Я даже палец с тач-пада снял.
…Ну подумай сам. Зачем это все тебе — понятно. Понятно, на фига ты прицепился к этой девице. Хотя — кто она тебе? Вы и в Риге-то знакомы толком не были. А с тех пор восемь лет прошло!.. Но тебе же просто не с кем поговорить, абсолютно не с кем — вот ты и лезешь со своими откровениями к первому встречному. Случайно встреченному. К человеку из прошлой жизни, что когда-то давным-давно казался тебе на тебя похожим… Но ведь у тебя действительно ничего больше нет! Ничего и никого. Никаких целей, никакой надежды — ни черта, кроме так до конца и не пропитой, несмотря на все старания, способности думать об отвлеченном и говорить осмысленные слова. И тебе так хочется, чтоб хоть кто-нибудь их слушал, чтобы отвечал…

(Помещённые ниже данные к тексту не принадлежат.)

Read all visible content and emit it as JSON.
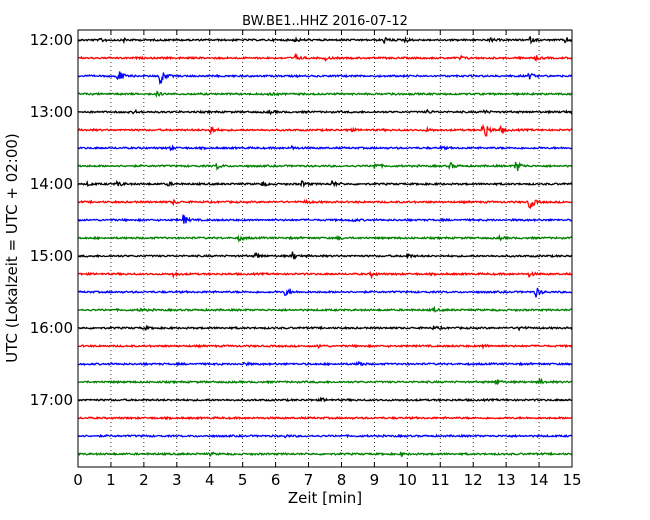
{
  "chart_data": {
    "type": "line",
    "title": "BW.BE1..HHZ 2016-07-12",
    "xlabel": "Zeit  [min]",
    "ylabel": "UTC (Lokalzeit = UTC + 02:00)",
    "xlim": [
      0,
      15
    ],
    "x_ticks": [
      "0",
      "1",
      "2",
      "3",
      "4",
      "5",
      "6",
      "7",
      "8",
      "9",
      "10",
      "11",
      "12",
      "13",
      "14",
      "15"
    ],
    "y_tick_labels": [
      "12:00",
      "13:00",
      "14:00",
      "15:00",
      "16:00",
      "17:00"
    ],
    "grid": "vertical dotted",
    "trace_interval_minutes": 15,
    "trace_colors": [
      "#000000",
      "#ff0000",
      "#0000ff",
      "#008000"
    ],
    "traces": [
      {
        "start": "12:00",
        "events": [
          [
            0.7,
            0.35
          ],
          [
            1.4,
            0.3
          ],
          [
            6.6,
            0.35
          ],
          [
            9.3,
            0.6
          ],
          [
            9.9,
            0.45
          ],
          [
            12.5,
            0.4
          ],
          [
            13.7,
            0.6
          ],
          [
            14.8,
            0.55
          ]
        ]
      },
      {
        "start": "12:15",
        "events": [
          [
            6.6,
            0.5
          ],
          [
            7.5,
            0.35
          ],
          [
            11.6,
            0.35
          ],
          [
            13.9,
            0.4
          ]
        ]
      },
      {
        "start": "12:30",
        "events": [
          [
            1.2,
            1.6
          ],
          [
            2.5,
            1.8
          ],
          [
            13.7,
            0.6
          ]
        ]
      },
      {
        "start": "12:45",
        "events": [
          [
            2.4,
            0.35
          ],
          [
            5.8,
            0.3
          ],
          [
            9.5,
            0.3
          ]
        ]
      },
      {
        "start": "13:00",
        "events": [
          [
            1.7,
            0.3
          ],
          [
            5.8,
            0.3
          ],
          [
            10.6,
            0.35
          ],
          [
            12.3,
            0.4
          ],
          [
            14.7,
            0.3
          ]
        ]
      },
      {
        "start": "13:15",
        "events": [
          [
            4.0,
            1.0
          ],
          [
            8.2,
            0.4
          ],
          [
            10.6,
            0.35
          ],
          [
            12.3,
            2.8
          ],
          [
            12.8,
            0.7
          ]
        ]
      },
      {
        "start": "13:30",
        "events": [
          [
            2.8,
            0.3
          ],
          [
            6.5,
            0.3
          ],
          [
            11.0,
            0.35
          ]
        ]
      },
      {
        "start": "13:45",
        "events": [
          [
            4.2,
            0.6
          ],
          [
            9.0,
            0.6
          ],
          [
            11.3,
            0.6
          ],
          [
            13.3,
            1.3
          ]
        ]
      },
      {
        "start": "14:00",
        "events": [
          [
            0.3,
            0.3
          ],
          [
            1.2,
            0.6
          ],
          [
            2.7,
            0.4
          ],
          [
            5.6,
            0.4
          ],
          [
            6.8,
            0.5
          ],
          [
            7.7,
            0.7
          ]
        ]
      },
      {
        "start": "14:15",
        "events": [
          [
            2.9,
            0.35
          ],
          [
            6.9,
            0.3
          ],
          [
            13.7,
            1.8
          ]
        ]
      },
      {
        "start": "14:30",
        "events": [
          [
            3.2,
            1.0
          ],
          [
            8.3,
            0.3
          ]
        ]
      },
      {
        "start": "14:45",
        "events": [
          [
            4.9,
            0.5
          ],
          [
            7.9,
            0.3
          ],
          [
            12.8,
            0.3
          ]
        ]
      },
      {
        "start": "15:00",
        "events": [
          [
            5.4,
            0.5
          ],
          [
            6.5,
            0.9
          ],
          [
            10.0,
            0.4
          ]
        ]
      },
      {
        "start": "15:15",
        "events": [
          [
            2.9,
            0.4
          ],
          [
            8.9,
            0.5
          ],
          [
            13.7,
            0.5
          ]
        ]
      },
      {
        "start": "15:30",
        "events": [
          [
            6.3,
            0.8
          ],
          [
            13.9,
            1.0
          ]
        ]
      },
      {
        "start": "15:45",
        "events": [
          [
            1.9,
            0.3
          ],
          [
            10.8,
            0.3
          ]
        ]
      },
      {
        "start": "16:00",
        "events": [
          [
            2.0,
            0.3
          ],
          [
            10.8,
            0.3
          ],
          [
            13.4,
            0.45
          ]
        ]
      },
      {
        "start": "16:15",
        "events": [
          [
            7.3,
            0.3
          ],
          [
            12.3,
            0.3
          ]
        ]
      },
      {
        "start": "16:30",
        "events": [
          [
            8.5,
            0.6
          ],
          [
            5.0,
            0.3
          ]
        ]
      },
      {
        "start": "16:45",
        "events": [
          [
            12.7,
            0.6
          ],
          [
            14.0,
            0.55
          ]
        ]
      },
      {
        "start": "17:00",
        "events": [
          [
            7.4,
            0.3
          ]
        ]
      },
      {
        "start": "17:15",
        "events": []
      },
      {
        "start": "17:30",
        "events": [
          [
            6.3,
            0.2
          ]
        ]
      },
      {
        "start": "17:45",
        "events": [
          [
            4.0,
            0.25
          ],
          [
            9.8,
            0.2
          ]
        ]
      }
    ]
  }
}
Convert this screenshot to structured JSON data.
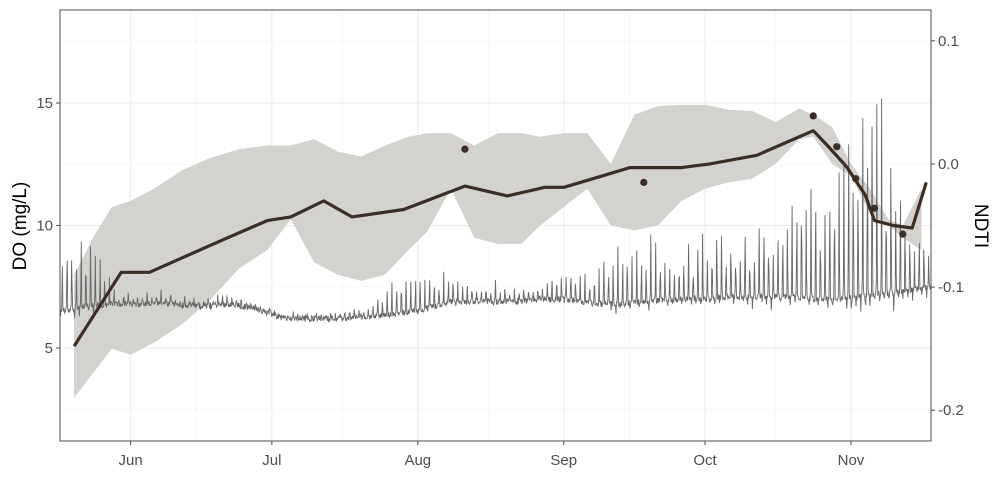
{
  "chart_data": {
    "type": "line",
    "title": "",
    "xlabel": "",
    "ylabel": "DO (mg/L)",
    "y2label": "NDTI",
    "x_ticks": [
      "Jun",
      "Jul",
      "Aug",
      "Sep",
      "Oct",
      "Nov"
    ],
    "y_ticks": [
      "5",
      "10",
      "15"
    ],
    "y2_ticks": [
      "0.1",
      "0.0",
      "-0.1",
      "-0.2"
    ],
    "xlim": [
      "2019-05-17",
      "2019-11-18"
    ],
    "ylim": [
      1.2,
      18.8
    ],
    "y2lim": [
      -0.225,
      0.125
    ],
    "grid": true,
    "colors": {
      "ribbon": "#d4d2ce",
      "ndti_line": "#3a2e26",
      "do_line": "#666666",
      "grid": "#ebebeb",
      "axis": "#4d4d4d"
    },
    "series": [
      {
        "type": "ribbon",
        "axis": "y2",
        "x": [
          "2019-05-20",
          "2019-05-24",
          "2019-05-28",
          "2019-06-01",
          "2019-06-06",
          "2019-06-12",
          "2019-06-18",
          "2019-06-24",
          "2019-06-30",
          "2019-07-05",
          "2019-07-10",
          "2019-07-15",
          "2019-07-20",
          "2019-07-25",
          "2019-07-30",
          "2019-08-03",
          "2019-08-08",
          "2019-08-13",
          "2019-08-18",
          "2019-08-23",
          "2019-08-27",
          "2019-09-01",
          "2019-09-06",
          "2019-09-11",
          "2019-09-16",
          "2019-09-21",
          "2019-09-26",
          "2019-10-01",
          "2019-10-06",
          "2019-10-11",
          "2019-10-16",
          "2019-10-21",
          "2019-10-24",
          "2019-10-28",
          "2019-11-01",
          "2019-11-05",
          "2019-11-09",
          "2019-11-12",
          "2019-11-16"
        ],
        "upper": [
          -0.09,
          -0.06,
          -0.035,
          -0.03,
          -0.02,
          -0.005,
          0.005,
          0.012,
          0.015,
          0.015,
          0.02,
          0.01,
          0.006,
          0.015,
          0.022,
          0.025,
          0.025,
          0.015,
          0.025,
          0.025,
          0.022,
          0.025,
          0.025,
          0.0,
          0.04,
          0.047,
          0.048,
          0.048,
          0.044,
          0.043,
          0.034,
          0.045,
          0.04,
          0.03,
          0.0,
          -0.02,
          -0.045,
          -0.05,
          -0.02
        ],
        "lower": [
          -0.19,
          -0.17,
          -0.15,
          -0.155,
          -0.145,
          -0.13,
          -0.11,
          -0.085,
          -0.07,
          -0.045,
          -0.08,
          -0.09,
          -0.095,
          -0.09,
          -0.07,
          -0.055,
          -0.02,
          -0.06,
          -0.065,
          -0.065,
          -0.05,
          -0.035,
          -0.02,
          -0.05,
          -0.054,
          -0.05,
          -0.03,
          -0.02,
          -0.015,
          -0.012,
          0.0,
          0.02,
          0.022,
          0.0,
          -0.01,
          -0.04,
          -0.05,
          -0.06,
          -0.07
        ]
      },
      {
        "type": "line",
        "axis": "y2",
        "x": [
          "2019-05-20",
          "2019-05-30",
          "2019-06-05",
          "2019-06-18",
          "2019-06-30",
          "2019-07-05",
          "2019-07-12",
          "2019-07-18",
          "2019-07-29",
          "2019-08-11",
          "2019-08-20",
          "2019-08-28",
          "2019-09-01",
          "2019-09-09",
          "2019-09-15",
          "2019-09-20",
          "2019-09-26",
          "2019-10-02",
          "2019-10-12",
          "2019-10-18",
          "2019-10-24",
          "2019-10-27",
          "2019-10-31",
          "2019-11-04",
          "2019-11-06",
          "2019-11-10",
          "2019-11-14",
          "2019-11-17"
        ],
        "values": [
          -0.148,
          -0.088,
          -0.088,
          -0.066,
          -0.046,
          -0.043,
          -0.03,
          -0.043,
          -0.037,
          -0.018,
          -0.026,
          -0.019,
          -0.019,
          -0.01,
          -0.003,
          -0.003,
          -0.003,
          0.0,
          0.007,
          0.017,
          0.027,
          0.015,
          -0.002,
          -0.025,
          -0.046,
          -0.05,
          -0.052,
          -0.015
        ]
      },
      {
        "type": "points",
        "axis": "y2",
        "x": [
          "2019-08-11",
          "2019-09-18",
          "2019-10-24",
          "2019-10-29",
          "2019-11-02",
          "2019-11-06",
          "2019-11-12"
        ],
        "values": [
          0.012,
          -0.015,
          0.039,
          0.014,
          -0.012,
          -0.036,
          -0.057
        ]
      },
      {
        "type": "line",
        "name": "DO",
        "axis": "y",
        "x_start": "2019-05-17",
        "x_end": "2019-11-18",
        "baseline": [
          6.5,
          6.7,
          6.8,
          6.8,
          6.8,
          6.7,
          6.8,
          6.6,
          6.2,
          6.2,
          6.2,
          6.3,
          6.4,
          6.6,
          6.9,
          6.9,
          6.9,
          7.0,
          7.0,
          6.8,
          6.8,
          6.9,
          7.0,
          7.0,
          7.1,
          7.1,
          7.1,
          7.0,
          7.0,
          7.2,
          7.3,
          7.5
        ],
        "spike_amp": [
          2.5,
          3.0,
          0.6,
          0.4,
          0.5,
          0.3,
          0.4,
          0.2,
          0.2,
          0.2,
          0.3,
          0.3,
          1.6,
          1.2,
          0.9,
          0.7,
          0.6,
          0.4,
          1.2,
          1.5,
          1.9,
          2.4,
          1.9,
          2.5,
          2.4,
          2.8,
          3.2,
          4.2,
          6.0,
          8.0,
          3.2,
          1.5
        ]
      }
    ]
  }
}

Ведь это же чушь — насчет «способа существования, позволяющего ничего не просить у мира». Это же все чистый самообман с твоей стороны… Не надо этой самурайщины: живой не может полностью уподобиться покойнику. Пока в тебе теплятся, дышат, подрагивают хоть какие-то остатки жизни и разума — тебе всегда будет нужен кто-нибудь, ты всегда будешь от чего-то зависеть.
…Ну ладно, с тобой понятно — на кой черт это ей?.. Она же — давным-давно не та, что была когда-то, она перебесилась, переменилась, повзрослела. Теперь это действительно совершенно другой человек, у нее своя жизнь, предельно чуждая, замкнутая на себе, индифферентная к тому, что снаружи, тем более — так далеко. Так безнадежно, космически далеко, как ты со своими жалобами, признаниями и поучениями…
Я рефлекторно повернул голову к двери — какой-то звук почудился вдруг. Спьяну наверняка…
…Да, но она же отвечала! Она же давным-давно поняла, что это не Гарик с ней общается, и в какой-то момент даже догадалась — кто именно. И — продолжала общаться!..
А зачем? Ведь не ради же — не льсти себе — пьяных твоих телег… Зачем вообще такая шваль как ты может быть нужна ИМ? Зачем ты нужен был, например, Гарику? Чтобы подставить…
Как-то очень спокойно и словно бы невзначай до меня дошло. Ксанка ведь тоже не зря столько месяцев шарилась на этом сайте! Сочиняла вместе с тобой «тайную историю кино». Она ведь не тупее тебя — она тоже поняла, «зачем» оно, точнее, «почему»…
Я встал, качнулся, ухватился за стул. Нет, что-то там все-таки происходило — едва слышная возня у входных дверей… Стараясь ступать бесшумно и не поддаваться головокружению, я сделал пару шагов в сторону коридора. Замер.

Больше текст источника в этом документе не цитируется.